The proposed policy does not need considerable financing except to align permitting processes in the cantons.

Impact 

The impact of the policy on renewable energy deployment is considered high. The proposed policy primarily impacts the speed at which new installations are added as it considerably simplifies and accelerates project planning and execution. It also reduces transaction costs. 

Social Compatibility

The proposed policy is socially compatible.

Questions and Uncertainties

Questions and uncertainties arise regarding the definition of small-scale and large-scale installations as well as the specific authority responsible for the entire permitting process. Also, it remains unclear what kind of buildings would need a permit for a small-scale rooftop solar PV installation.

Description

The rapid scale-up of renewable energy capacity will require additional personnel for the planning and mounting of these installations. More specifically, for the peak year 2031, we expect an additional need for 2,500 planners and 17,000 installers (see subsection Personnel Requirements). In order to meet this demand, the federal and cantonal governments will institute and support programs at Universities of Applied Sciences and professional schools (dt. höhere Fachschulen) to train the necessary number of RE personnel, specifically the planners. For the lower skilled job of mounting the installations, the federal and cantonal authorities ensure training programs (e.g. in combination with a public job-program, see Policy 9.1) and provide the necessary boundary conditions to additionally deploy military personnel.

Financing

The amount of financing necessary to implement this policy is unclear. 

Impact

The impact of this policy on solar PV deployment is considered very high as the rapid scale-up of renewable energy capacity is largely dependent on the domestic renewable energy sector and its capacity to handle the demand. This policy would support the sector in increasing the availability of educated personnel.

Social Compatibility

Social compatibility of this policy is considered high. The policy combats unemployment in an efficient and meaningful way and provides opportunities for workers in emission-intensive industries whose jobs have been cut in the course of the ecological transition.

Questions and Uncertainties

Questions and uncertainties remain regarding how timely high-quality education programs for renewable energy planners can be ramped up and suitable candidates found.

Description

With increasingly intermittent electricity generation, storage and grid stability become important. To support the deployment of various storage technologies, all storage technologies are exempted from paying grid charges. The responsibility to invest in necessary storage and thus ensure grid stability lies with the grid operators. They are free in choosing in which storage technology to invest. Grid operators can transmit the incurred cost for storage and the grid to the electricity consumers.

When assessing measures in the electricity grid, variants for grid expansion, grid reinforcement and grid optimization are compared and the variant that is most economical over the entire planning horizon is implemented.
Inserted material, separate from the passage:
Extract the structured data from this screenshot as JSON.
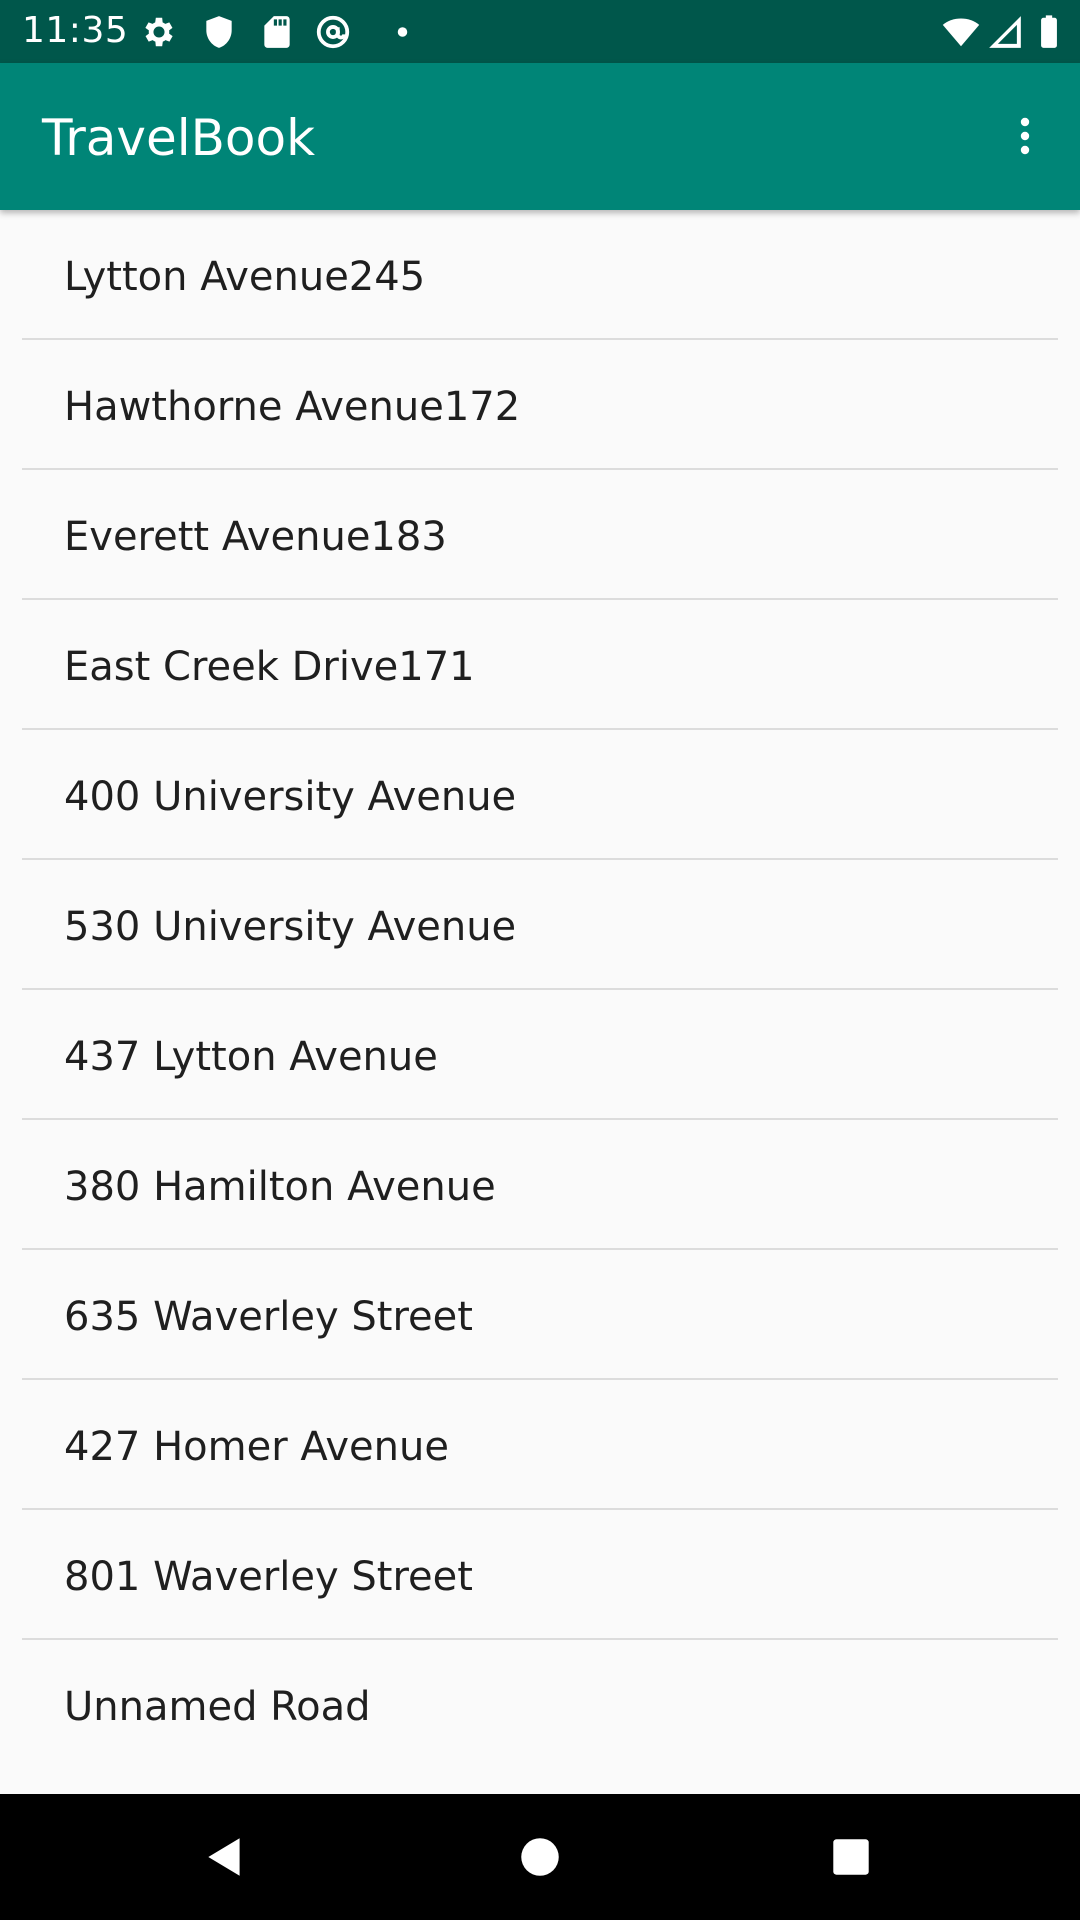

As a rule, the grid should only be expanded if a secure, effective and efficient grid during the entire planning horizon cannot be guaranteed by optimization or reinforcement. Grid optimization can include the control of flexibilities, for example demand-side management, power control of PV systems or the grid-friendly use of storage systems.

Financing

The cost incurred for storage and grid stability are transmitted to the electricity consumers as is already done today.

Impact

The impact of this policy on storage deployment and grid stability is considered high as the grid operators can invest in necessary infrastructure timely and in an unbureaucratic manner. 

Social Compatibility

Social compatibility is considered high.

Questions and Uncertainties

One question arises regarding small-scale storage: Should small-scale storage, such as small batteries to increase household self-consumption, receive support as well?
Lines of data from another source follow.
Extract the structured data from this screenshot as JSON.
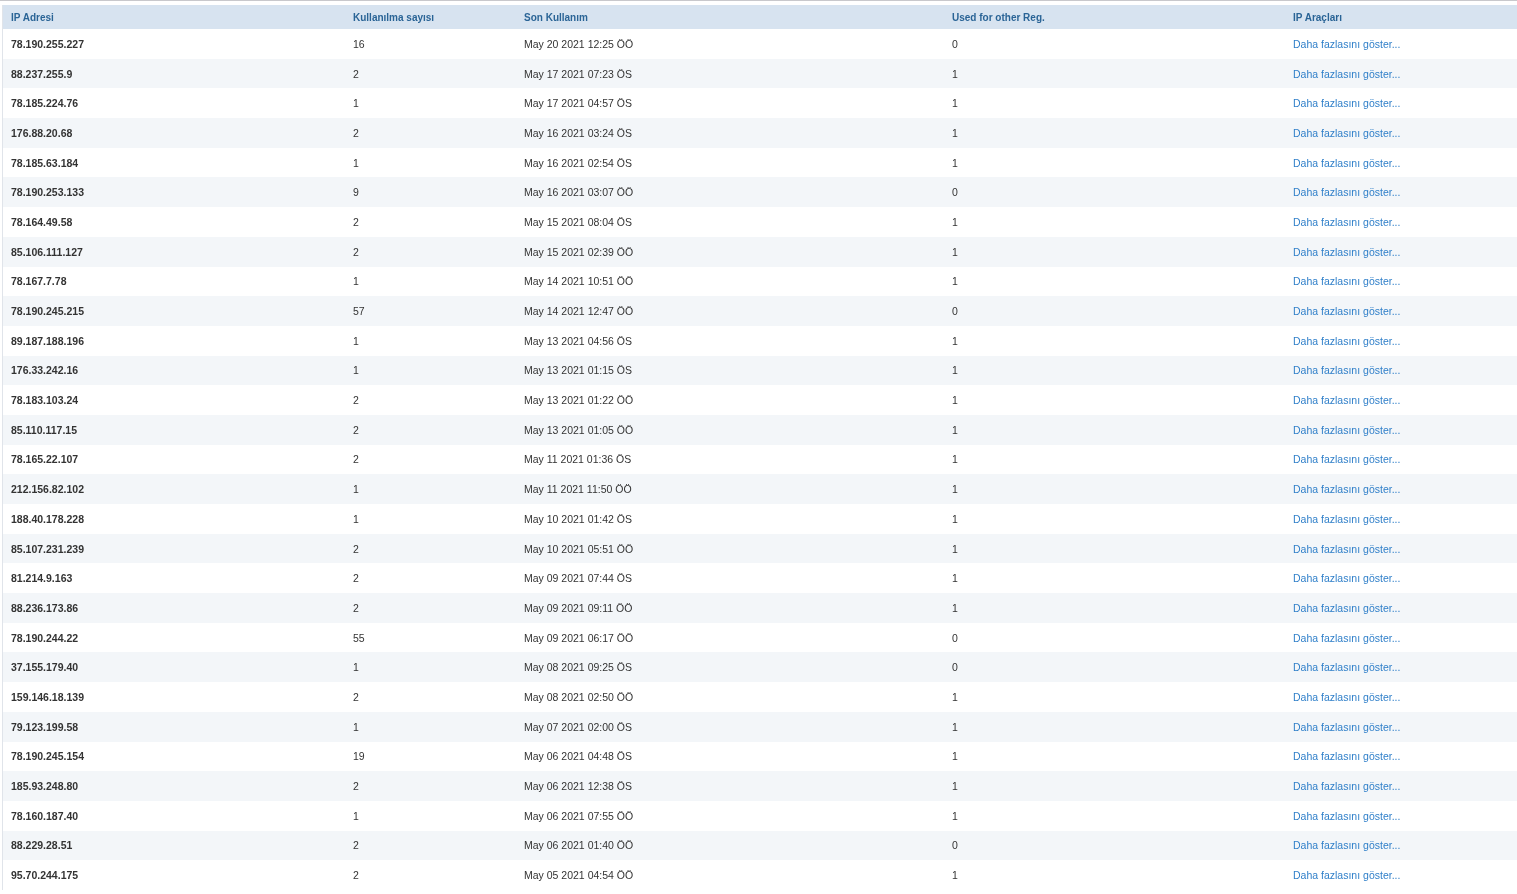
{
  "table": {
    "columns": [
      "IP Adresi",
      "Kullanılma sayısı",
      "Son Kullanım",
      "Used for other Reg.",
      "IP Araçları"
    ],
    "rows": [
      {
        "ip": "78.190.255.227",
        "count": "16",
        "last_used": "May 20 2021 12:25 ÖÖ",
        "other_reg": "0",
        "tools": "Daha fazlasını göster..."
      },
      {
        "ip": "88.237.255.9",
        "count": "2",
        "last_used": "May 17 2021 07:23 ÖS",
        "other_reg": "1",
        "tools": "Daha fazlasını göster..."
      },
      {
        "ip": "78.185.224.76",
        "count": "1",
        "last_used": "May 17 2021 04:57 ÖS",
        "other_reg": "1",
        "tools": "Daha fazlasını göster..."
      },
      {
        "ip": "176.88.20.68",
        "count": "2",
        "last_used": "May 16 2021 03:24 ÖS",
        "other_reg": "1",
        "tools": "Daha fazlasını göster..."
      },
      {
        "ip": "78.185.63.184",
        "count": "1",
        "last_used": "May 16 2021 02:54 ÖS",
        "other_reg": "1",
        "tools": "Daha fazlasını göster..."
      },
      {
        "ip": "78.190.253.133",
        "count": "9",
        "last_used": "May 16 2021 03:07 ÖÖ",
        "other_reg": "0",
        "tools": "Daha fazlasını göster..."
      },
      {
        "ip": "78.164.49.58",
        "count": "2",
        "last_used": "May 15 2021 08:04 ÖS",
        "other_reg": "1",
        "tools": "Daha fazlasını göster..."
      },
      {
        "ip": "85.106.111.127",
        "count": "2",
        "last_used": "May 15 2021 02:39 ÖÖ",
        "other_reg": "1",
        "tools": "Daha fazlasını göster..."
      },
      {
        "ip": "78.167.7.78",
        "count": "1",
        "last_used": "May 14 2021 10:51 ÖÖ",
        "other_reg": "1",
        "tools": "Daha fazlasını göster..."
      },
      {
        "ip": "78.190.245.215",
        "count": "57",
        "last_used": "May 14 2021 12:47 ÖÖ",
        "other_reg": "0",
        "tools": "Daha fazlasını göster..."
      },
      {
        "ip": "89.187.188.196",
        "count": "1",
        "last_used": "May 13 2021 04:56 ÖS",
        "other_reg": "1",
        "tools": "Daha fazlasını göster..."
      },
      {
        "ip": "176.33.242.16",
        "count": "1",
        "last_used": "May 13 2021 01:15 ÖS",
        "other_reg": "1",
        "tools": "Daha fazlasını göster..."
      },
      {
        "ip": "78.183.103.24",
        "count": "2",
        "last_used": "May 13 2021 01:22 ÖÖ",
        "other_reg": "1",
        "tools": "Daha fazlasını göster..."
      },
      {
        "ip": "85.110.117.15",
        "count": "2",
        "last_used": "May 13 2021 01:05 ÖÖ",
        "other_reg": "1",
        "tools": "Daha fazlasını göster..."
      },
      {
        "ip": "78.165.22.107",
        "count": "2",
        "last_used": "May 11 2021 01:36 ÖS",
        "other_reg": "1",
        "tools": "Daha fazlasını göster..."
      },
      {
        "ip": "212.156.82.102",
        "count": "1",
        "last_used": "May 11 2021 11:50 ÖÖ",
        "other_reg": "1",
        "tools": "Daha fazlasını göster..."
      },
      {
        "ip": "188.40.178.228",
        "count": "1",
        "last_used": "May 10 2021 01:42 ÖS",
        "other_reg": "1",
        "tools": "Daha fazlasını göster..."
      },
      {
        "ip": "85.107.231.239",
        "count": "2",
        "last_used": "May 10 2021 05:51 ÖÖ",
        "other_reg": "1",
        "tools": "Daha fazlasını göster..."
      },
      {
        "ip": "81.214.9.163",
        "count": "2",
        "last_used": "May 09 2021 07:44 ÖS",
        "other_reg": "1",
        "tools": "Daha fazlasını göster..."
      },
      {
        "ip": "88.236.173.86",
        "count": "2",
        "last_used": "May 09 2021 09:11 ÖÖ",
        "other_reg": "1",
        "tools": "Daha fazlasını göster..."
      },
      {
        "ip": "78.190.244.22",
        "count": "55",
        "last_used": "May 09 2021 06:17 ÖÖ",
        "other_reg": "0",
        "tools": "Daha fazlasını göster..."
      },
      {
        "ip": "37.155.179.40",
        "count": "1",
        "last_used": "May 08 2021 09:25 ÖS",
        "other_reg": "0",
        "tools": "Daha fazlasını göster..."
      },
      {
        "ip": "159.146.18.139",
        "count": "2",
        "last_used": "May 08 2021 02:50 ÖÖ",
        "other_reg": "1",
        "tools": "Daha fazlasını göster..."
      },
      {
        "ip": "79.123.199.58",
        "count": "1",
        "last_used": "May 07 2021 02:00 ÖS",
        "other_reg": "1",
        "tools": "Daha fazlasını göster..."
      },
      {
        "ip": "78.190.245.154",
        "count": "19",
        "last_used": "May 06 2021 04:48 ÖS",
        "other_reg": "1",
        "tools": "Daha fazlasını göster..."
      },
      {
        "ip": "185.93.248.80",
        "count": "2",
        "last_used": "May 06 2021 12:38 ÖS",
        "other_reg": "1",
        "tools": "Daha fazlasını göster..."
      },
      {
        "ip": "78.160.187.40",
        "count": "1",
        "last_used": "May 06 2021 07:55 ÖÖ",
        "other_reg": "1",
        "tools": "Daha fazlasını göster..."
      },
      {
        "ip": "88.229.28.51",
        "count": "2",
        "last_used": "May 06 2021 01:40 ÖÖ",
        "other_reg": "0",
        "tools": "Daha fazlasını göster..."
      },
      {
        "ip": "95.70.244.175",
        "count": "2",
        "last_used": "May 05 2021 04:54 ÖÖ",
        "other_reg": "1",
        "tools": "Daha fazlasını göster..."
      }
    ]
  }
}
Also, the grid operators need to be overlooked by a central authority to avoid incentivizing the construction of unnecessary infrastructure.

Description

Open-space solar PV installations are not specifically prohibited in the Spatial Planning Act (dt. Raumplanungsgesetz). However, neither are they specifically encouraged or have a chance of obtaining the necessary permits, see e.g. (Bundesversammlung 2012). We propose that the federal authorities should examine where open-space solar PV could make sense, e.g. above vegetable crops that need shading, and adapt the Spatial Planning Act accordingly in order for cantons, communes as well as private landowners to open up their land for solar PV deployment.

Financing

The proposed policy does not need considerable financing.

Impact

The impact of the policy on solar PV deployment is considered moderate. It would take several years for open-space solar PV to be allowed. However, once the regulation is adapted, scale-up of solar PV deployment could happen very fast.
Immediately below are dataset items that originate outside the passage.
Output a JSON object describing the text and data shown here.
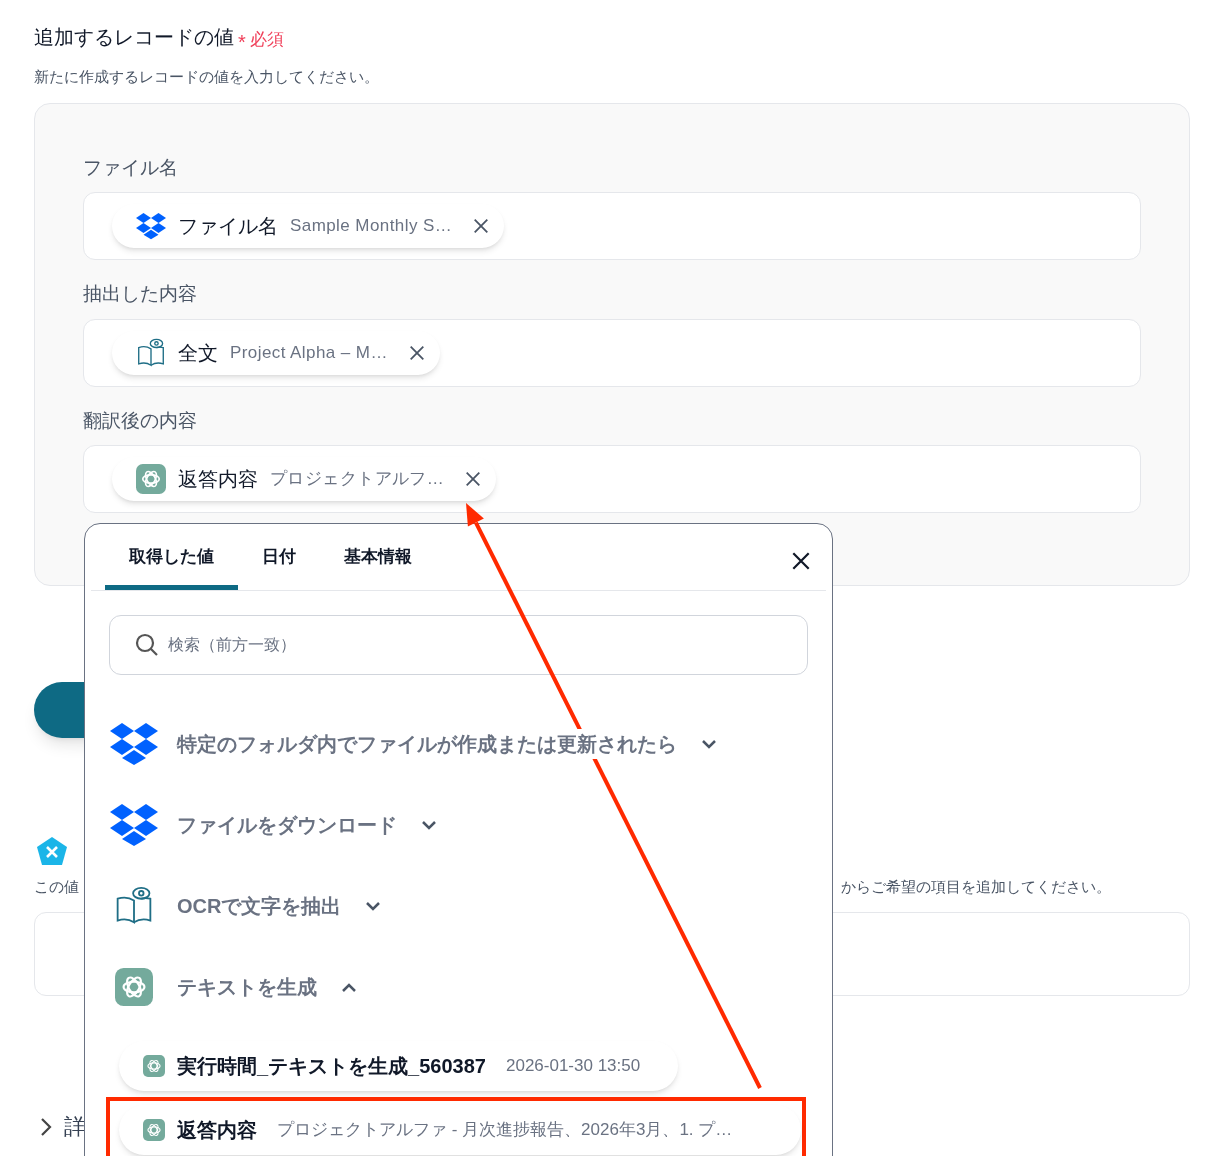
{
  "section": {
    "title": "追加するレコードの値",
    "required_mark": "*",
    "required_label": "必須",
    "description": "新たに作成するレコードの値を入力してください。",
    "fields": [
      {
        "label": "ファイル名",
        "chip": {
          "kind": "dropbox",
          "name": "ファイル名",
          "value": "Sample Monthly S…"
        }
      },
      {
        "label": "抽出した内容",
        "chip": {
          "kind": "ocr",
          "name": "全文",
          "value": "Project Alpha – M…"
        }
      },
      {
        "label": "翻訳後の内容",
        "chip": {
          "kind": "openai",
          "name": "返答内容",
          "value": "プロジェクトアルフ…"
        }
      }
    ]
  },
  "lower_section": {
    "description_start": "この値",
    "description_end": "からご希望の項目を追加してください。"
  },
  "details": {
    "label": "詳"
  },
  "popup": {
    "tabs": [
      {
        "label": "取得した値",
        "selected": true
      },
      {
        "label": "日付",
        "selected": false
      },
      {
        "label": "基本情報",
        "selected": false
      }
    ],
    "search": {
      "placeholder": "検索（前方一致）"
    },
    "groups": [
      {
        "kind": "dropbox",
        "label": "特定のフォルダ内でファイルが作成または更新されたら",
        "expanded": false
      },
      {
        "kind": "dropbox",
        "label": "ファイルをダウンロード",
        "expanded": false
      },
      {
        "kind": "ocr",
        "label": "OCRで文字を抽出",
        "expanded": false
      },
      {
        "kind": "openai",
        "label": "テキストを生成",
        "expanded": true,
        "items": [
          {
            "name": "実行時間_テキストを生成_560387",
            "value": "2026-01-30 13:50",
            "highlighted": false
          },
          {
            "name": "返答内容",
            "value": "プロジェクトアルファ - 月次進捗報告、2026年3月、1. プ…",
            "highlighted": true
          }
        ]
      }
    ]
  }
}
We do not expect the permission of open-space solar PV to have an impact on solar PV deployment on existing buildings as feared by the Federal Office of Energy.

Social Compatibility

The social compatibility of this policy remains unclear. Careful consideration of social acceptance towards open-space solar PV is necessary. However, positive side-effects of open-space solar PV, such as increased biodiversity (Busch et al. 2019), may increase the social acceptance not only for open-space solar PV but also for other climate-friendly measures, such as the reforestation of unused areas.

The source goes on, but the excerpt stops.